O não cumprimento dos prazos de envio da Comunicação de Acidente de Trabalho (CAT) pelo eSocial pode gerar autuação do Ministério do Trabalho e Emprego (MTE), além de passivos previdenciários e trabalhistas que comprometem a operação da empresa. Com a obrigatoriedade do evento S-2210, o processo de registro e notificação de acidentes e doenças ocupacionais mudou completamente, exigindo integração tecnológica, controle rigoroso de datas e responsabilidade compartilhada entre departamento pessoal, SESMT e gestores.

Este artigo explica de forma prática e objetiva o que é o S-2210, quais são os prazos críticos exigidos pela legislação, como evitar erros que custam caro e de que forma sua empresa pode se adequar definitivamente à nova rotina de SST no eSocial. Se você atua em RH, DP ou SESMT, precisa dominar esse processo agora.

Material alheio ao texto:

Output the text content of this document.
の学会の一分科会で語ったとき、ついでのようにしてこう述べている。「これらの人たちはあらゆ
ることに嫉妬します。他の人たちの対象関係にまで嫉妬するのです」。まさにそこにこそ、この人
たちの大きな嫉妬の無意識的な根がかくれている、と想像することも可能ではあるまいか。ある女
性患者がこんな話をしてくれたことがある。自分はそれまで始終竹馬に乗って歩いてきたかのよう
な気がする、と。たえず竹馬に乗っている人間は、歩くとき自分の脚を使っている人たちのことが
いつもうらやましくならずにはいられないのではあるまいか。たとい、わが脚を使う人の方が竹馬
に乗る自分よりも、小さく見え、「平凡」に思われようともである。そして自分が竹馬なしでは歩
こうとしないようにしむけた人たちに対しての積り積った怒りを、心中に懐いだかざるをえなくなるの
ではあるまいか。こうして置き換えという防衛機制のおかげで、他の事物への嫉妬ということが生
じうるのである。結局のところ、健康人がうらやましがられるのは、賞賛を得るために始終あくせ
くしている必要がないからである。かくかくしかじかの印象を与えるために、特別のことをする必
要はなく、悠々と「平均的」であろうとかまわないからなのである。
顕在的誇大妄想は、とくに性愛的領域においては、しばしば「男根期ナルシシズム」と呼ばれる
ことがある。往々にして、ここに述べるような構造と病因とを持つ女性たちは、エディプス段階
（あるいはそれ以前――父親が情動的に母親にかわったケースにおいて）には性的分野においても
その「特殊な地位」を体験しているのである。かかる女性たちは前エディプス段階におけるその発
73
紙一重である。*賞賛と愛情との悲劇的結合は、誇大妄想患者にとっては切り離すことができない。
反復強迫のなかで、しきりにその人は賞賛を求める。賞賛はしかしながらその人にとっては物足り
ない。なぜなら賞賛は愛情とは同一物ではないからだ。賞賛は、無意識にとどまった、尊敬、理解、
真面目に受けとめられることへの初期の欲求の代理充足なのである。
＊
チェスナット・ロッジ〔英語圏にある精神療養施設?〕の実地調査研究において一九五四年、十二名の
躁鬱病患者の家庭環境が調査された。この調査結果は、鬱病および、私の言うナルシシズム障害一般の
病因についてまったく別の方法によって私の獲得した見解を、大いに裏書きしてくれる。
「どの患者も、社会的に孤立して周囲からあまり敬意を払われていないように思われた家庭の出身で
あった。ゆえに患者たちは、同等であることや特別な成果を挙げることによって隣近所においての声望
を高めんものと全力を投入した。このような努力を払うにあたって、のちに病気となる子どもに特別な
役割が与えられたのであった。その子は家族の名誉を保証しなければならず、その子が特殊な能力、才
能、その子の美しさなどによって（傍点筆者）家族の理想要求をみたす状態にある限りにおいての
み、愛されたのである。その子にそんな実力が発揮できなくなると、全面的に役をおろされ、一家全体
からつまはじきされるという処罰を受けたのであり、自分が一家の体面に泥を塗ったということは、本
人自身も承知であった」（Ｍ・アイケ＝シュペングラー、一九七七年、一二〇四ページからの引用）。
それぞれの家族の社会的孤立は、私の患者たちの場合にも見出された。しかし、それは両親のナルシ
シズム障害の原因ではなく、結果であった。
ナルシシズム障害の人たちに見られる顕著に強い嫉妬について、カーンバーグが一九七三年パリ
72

O que é o evento S-2210 e por que sua empresa precisa saber

O evento S-2210 é o registro obrigatório de Comunicação de Acidente de Trabalho no eSocial, substituindo o antigo formulário em papel enviado à Previdência Social. Ele serve para informar ao governo federal todos os acidentes de trabalho típicos, de trajeto e doenças ocupacionais que atinjam os trabalhadores, independentemente de afastamento.

Conforme o Manual de Orientação do eSocial (MOS) e a legislação previdenciária vigente, toda empresa é obrigada a registrar o acidente no prazo legal, sob pena de autuação, multas e responsabilização civil e criminal em casos graves. O S-2210 integra-se aos demais eventos de SST, como o S-2220 (ASO) e o S-2240 (condições ambientais), formando o histórico completo do trabalhador no sistema.

Na prática, isso significa que o departamento pessoal não pode mais “esperar o médico preencher” a CAT em papel. O envio é digital, rastreável, e qualquer atraso ou omissão fica registrado de forma permanente no banco de dados do governo.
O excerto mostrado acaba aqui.